A l’époque médiévale, l’Alchimie est aussi bien pratiquée par des savants que par des charlatans ou des ignorants. Il s’agissait de la chimie de l’époque qui avait pour but l’étude des compositions du corps, la quête de la transmutation des métaux et le moyen de prolonger la vie. 

La thérapeutique alchimique se retrouve dans la Grèce antique, à l’école d’Alexandrie et avant, chez les taôistes chinois. Elle fut délaissée par les grecs, puis renaît chez les arabes qui lui donnent le nom d’alchimie. L’alchimie pénètre ensuite pendant plusieurs siècles en Occident avec les traductions des textes arabes. 

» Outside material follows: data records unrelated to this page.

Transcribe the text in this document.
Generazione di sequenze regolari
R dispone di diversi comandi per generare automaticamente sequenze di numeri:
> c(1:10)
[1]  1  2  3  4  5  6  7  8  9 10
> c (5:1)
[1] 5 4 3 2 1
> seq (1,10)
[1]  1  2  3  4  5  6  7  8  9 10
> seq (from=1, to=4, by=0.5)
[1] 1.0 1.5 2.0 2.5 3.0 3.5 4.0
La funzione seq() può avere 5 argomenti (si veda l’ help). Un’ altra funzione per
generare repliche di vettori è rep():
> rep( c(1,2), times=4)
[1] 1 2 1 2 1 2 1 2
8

On pensait pouvoir purger l’homme de ses maladies comme on purgeait un métal de ses impuretés. La fameuse Pierre philosophale devait être absorbée sous forme liquide. Afin d’obtenir l’or potable qui aurait eu, selon la croyance, la faculté d’évacuer rapidement les mauvaises humeurs (maladie), il fallait donc parvenir à dissoudre le métal précieux de manière à ce qu’il soit assimilable par l’organisme. On utilisait également d’autres ingrédients telles que le soufre, le mercure, l’antimoine, les plantes et les produits dérivés des animaux pour guérir les maladies. 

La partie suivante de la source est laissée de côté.